Shilling / Scilling
- Value: 12 pence
- Mass: 5.65 g
- Diameter: 23.7 mm
- Thickness: 1.77 mm
- Edge: Milled
- Composition: Silver (1928–1942) Cupronickel (1942–1968)
- Years of minting: 1928–1968
- Catalog number: —

Obverse
- Design: Irish harp
- Design date: 1928

Reverse
- Design: Bull
- Designer: Percy Metcalfe
- Design date: 1928

= Shilling (Irish coin) =

Irish coin

The shilling (1s) (scilling) coin was a subdivision of the pre-decimal Irish pound, worth 1/20 of a pound. Worth 12d or half of a Florin.

The original minting of the coin from 1928 until 1942 contained 75% silver; this Irish coin had a higher content than the equivalent British coin.
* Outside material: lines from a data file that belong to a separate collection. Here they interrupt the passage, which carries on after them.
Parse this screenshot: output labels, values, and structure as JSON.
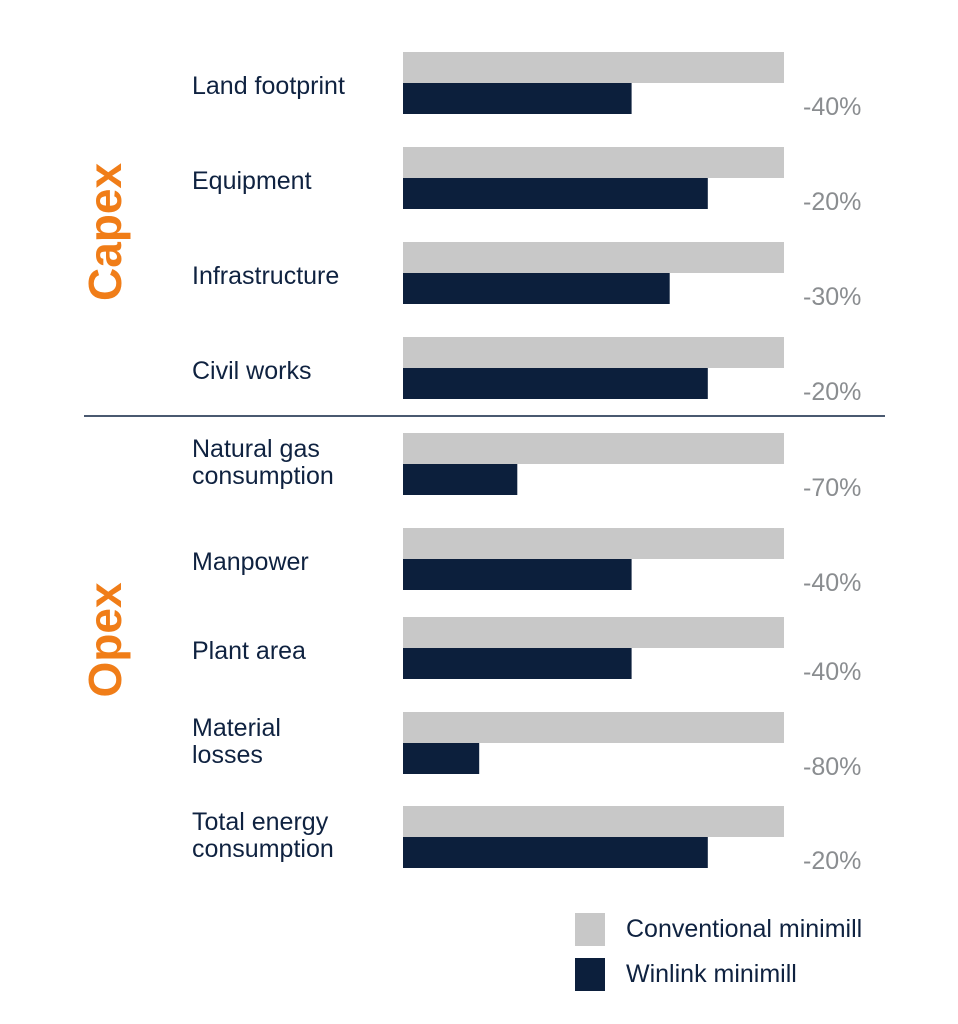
{
  "chart_data": {
    "type": "bar",
    "orientation": "horizontal",
    "title": "",
    "xlabel": "",
    "ylabel": "",
    "xlim": [
      0,
      100
    ],
    "grid": false,
    "legend_position": "bottom-right",
    "groups": [
      {
        "name": "Capex",
        "color": "#f07d18",
        "categories": [
          {
            "label": [
              "Land footprint"
            ],
            "conventional": 100,
            "winlink": 60,
            "change": "-40%"
          },
          {
            "label": [
              "Equipment"
            ],
            "conventional": 100,
            "winlink": 80,
            "change": "-20%"
          },
          {
            "label": [
              "Infrastructure"
            ],
            "conventional": 100,
            "winlink": 70,
            "change": "-30%"
          },
          {
            "label": [
              "Civil works"
            ],
            "conventional": 100,
            "winlink": 80,
            "change": "-20%"
          }
        ]
      },
      {
        "name": "Opex",
        "color": "#f07d18",
        "categories": [
          {
            "label": [
              "Natural gas",
              "consumption"
            ],
            "conventional": 100,
            "winlink": 30,
            "change": "-70%"
          },
          {
            "label": [
              "Manpower"
            ],
            "conventional": 100,
            "winlink": 60,
            "change": "-40%"
          },
          {
            "label": [
              "Plant area"
            ],
            "conventional": 100,
            "winlink": 60,
            "change": "-40%"
          },
          {
            "label": [
              "Material",
              "losses"
            ],
            "conventional": 100,
            "winlink": 20,
            "change": "-80%"
          },
          {
            "label": [
              "Total energy",
              "consumption"
            ],
            "conventional": 100,
            "winlink": 80,
            "change": "-20%"
          }
        ]
      }
    ],
    "series": [
      {
        "name": "Conventional minimill",
        "key": "conventional",
        "color": "#c8c8c8"
      },
      {
        "name": "Winlink minimill",
        "key": "winlink",
        "color": "#0c1f3c"
      }
    ]
  },
  "colors": {
    "divider": "#0f2240",
    "category_text": "#0f2240",
    "percent_text": "#8a8d90"
  }
}
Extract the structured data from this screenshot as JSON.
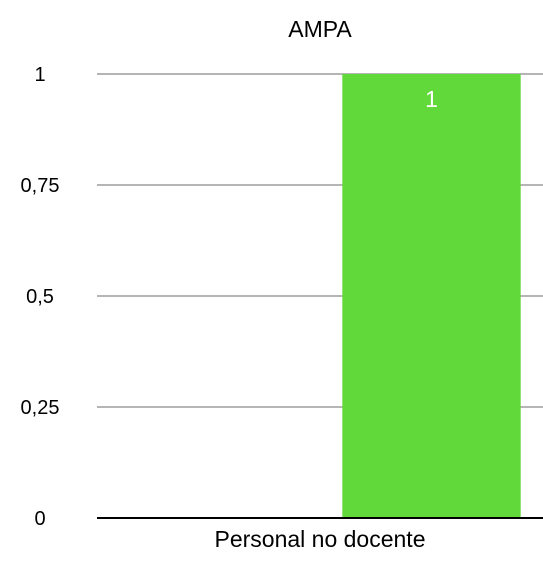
{
  "chart_data": {
    "type": "bar",
    "title": "AMPA",
    "xlabel": "",
    "ylabel": "",
    "categories": [
      "",
      "Personal no docente"
    ],
    "category_label": "Personal no docente",
    "values": [
      0,
      1
    ],
    "data_labels": [
      "",
      "1"
    ],
    "yticks": [
      {
        "value": 0,
        "label": "0"
      },
      {
        "value": 0.25,
        "label": "0,25"
      },
      {
        "value": 0.5,
        "label": "0,5"
      },
      {
        "value": 0.75,
        "label": "0,75"
      },
      {
        "value": 1,
        "label": "1"
      }
    ],
    "ylim": [
      0,
      1
    ],
    "grid": true,
    "legend": "none",
    "colors": {
      "bar": "#62D93A",
      "grid": "#B5B5B5",
      "axis": "#000000",
      "data_label": "#FFFFFF",
      "text": "#000000"
    }
  }
}
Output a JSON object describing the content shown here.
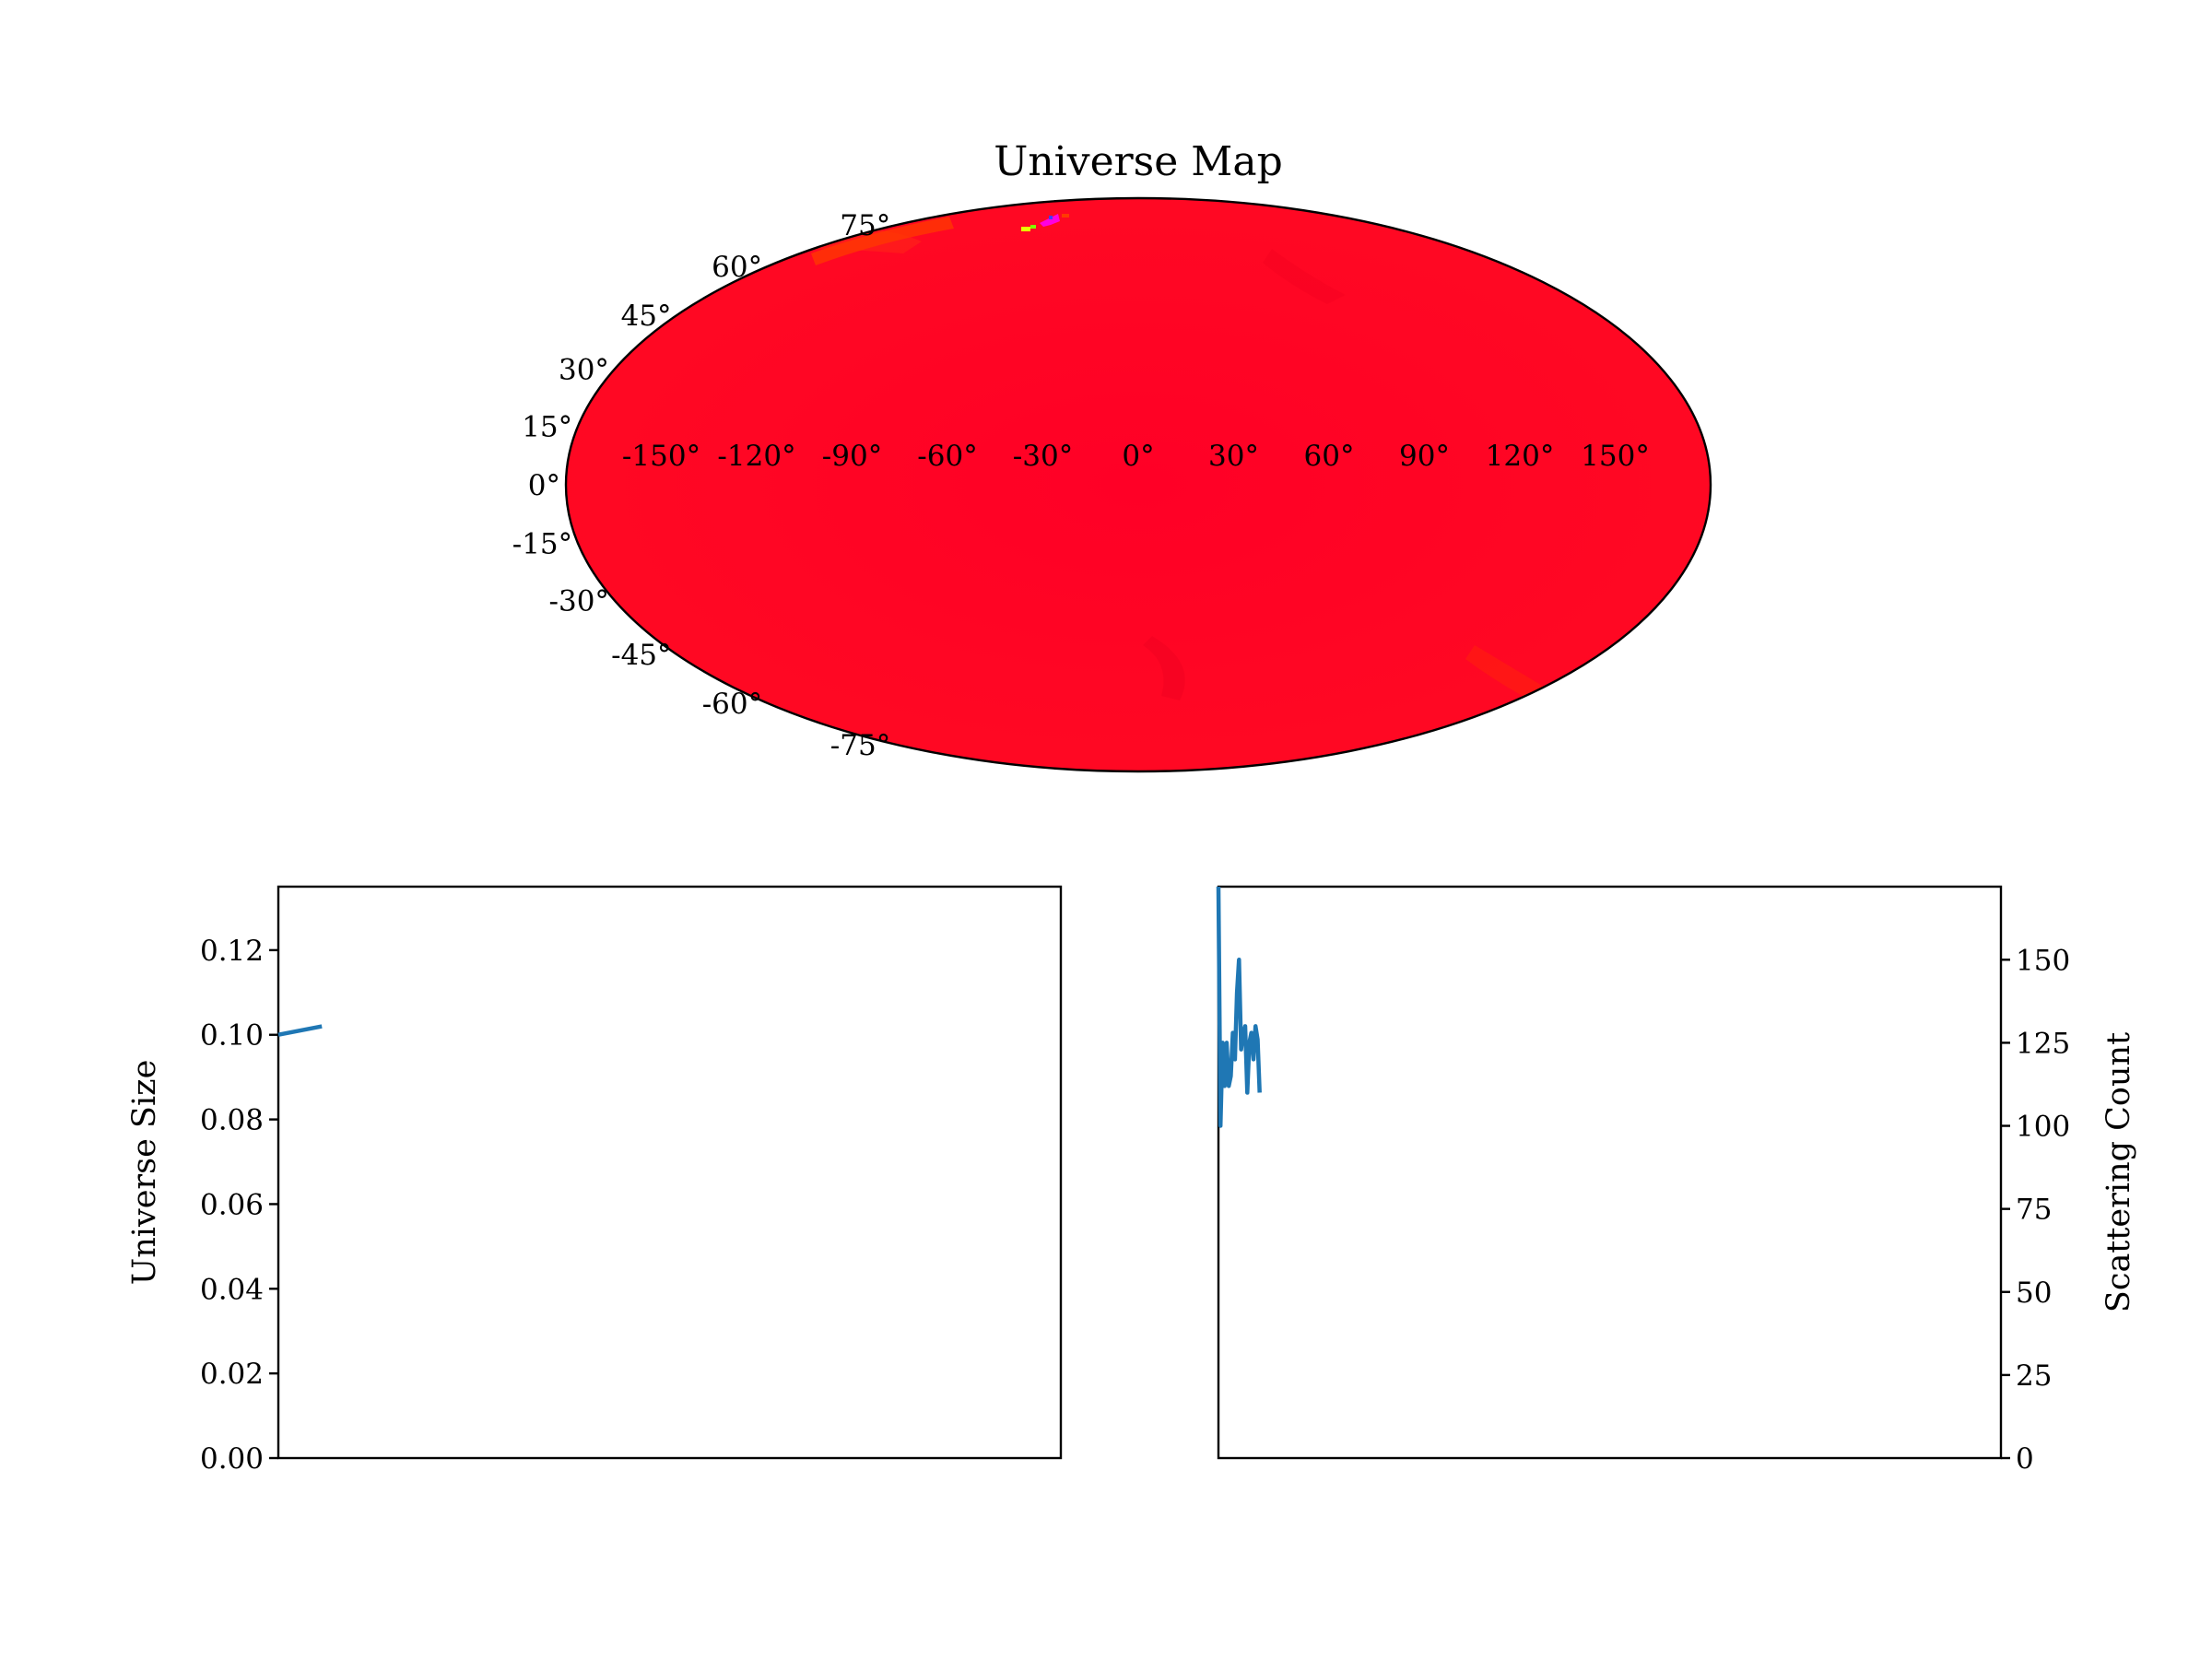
{
  "chart_data": [
    {
      "type": "heatmap",
      "title": "Universe Map",
      "projection": "mollweide",
      "longitude_ticks": [
        "-150°",
        "-120°",
        "-90°",
        "-60°",
        "-30°",
        "0°",
        "30°",
        "60°",
        "90°",
        "120°",
        "150°"
      ],
      "latitude_ticks": [
        "75°",
        "60°",
        "45°",
        "30°",
        "15°",
        "0°",
        "-15°",
        "-30°",
        "-45°",
        "-60°",
        "-75°"
      ],
      "colors": {
        "fill": "#ff0027",
        "border": "#000000",
        "hot_spots": [
          "#ff3a00",
          "#e8ff00",
          "#ff00e0"
        ]
      }
    },
    {
      "type": "line",
      "xlabel": "",
      "ylabel": "Universe Size",
      "ylim": [
        0,
        0.135
      ],
      "yticks": [
        "0.00",
        "0.02",
        "0.04",
        "0.06",
        "0.08",
        "0.10",
        "0.12"
      ],
      "xticks_visible": false,
      "series": [
        {
          "x": [
            0,
            1
          ],
          "values": [
            0.1,
            0.102
          ],
          "color": "#1f77b4"
        }
      ],
      "xlim": [
        0,
        18
      ]
    },
    {
      "type": "line",
      "xlabel": "",
      "ylabel": "Scattering Count",
      "ylim": [
        0,
        172
      ],
      "yticks": [
        "0",
        "25",
        "50",
        "75",
        "100",
        "125",
        "150"
      ],
      "y_axis_side": "right",
      "xticks_visible": false,
      "series": [
        {
          "x": [
            0,
            0.5,
            1,
            1.5,
            2,
            2.5,
            3,
            3.5,
            4,
            4.5,
            5,
            5.5,
            6,
            6.5,
            7,
            7.5,
            8,
            8.5,
            9,
            9.5,
            10
          ],
          "values": [
            172,
            100,
            125,
            112,
            125,
            112,
            115,
            128,
            120,
            140,
            150,
            123,
            128,
            130,
            110,
            125,
            128,
            120,
            130,
            126,
            110
          ],
          "color": "#1f77b4"
        }
      ],
      "xlim": [
        0,
        190
      ]
    }
  ]
}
These earlier coins were noticeably different from their later counterparts as they were of a lighter hue than the cupronickel coins minted from 1951, and they resisted wear less well. The cupronickel coin contained 75% copper and 25% nickel.

The coin measured 0.935 in in diameter and weighed 5.655 grams; this did not change with cupronickel coin. The last shillings were minted in 1968. When the currency was decimalised, this coin continued to circulate alongside its replacement five pence (which also featured a bull on the reverse); the shilling was finally withdrawn from circulation on 1 January 1993 as a smaller five pence coin was introduced.

The reverse design featuring a bull was by English artist Percy Metcalfe. The obverse featured the Irish harp. From 1928 to 1937 the date was split either side of the harp with the name Saorstát Éireann circling around. From 1938 to 1968 the inscription changed to Éire on the left of the harp and the date on the right.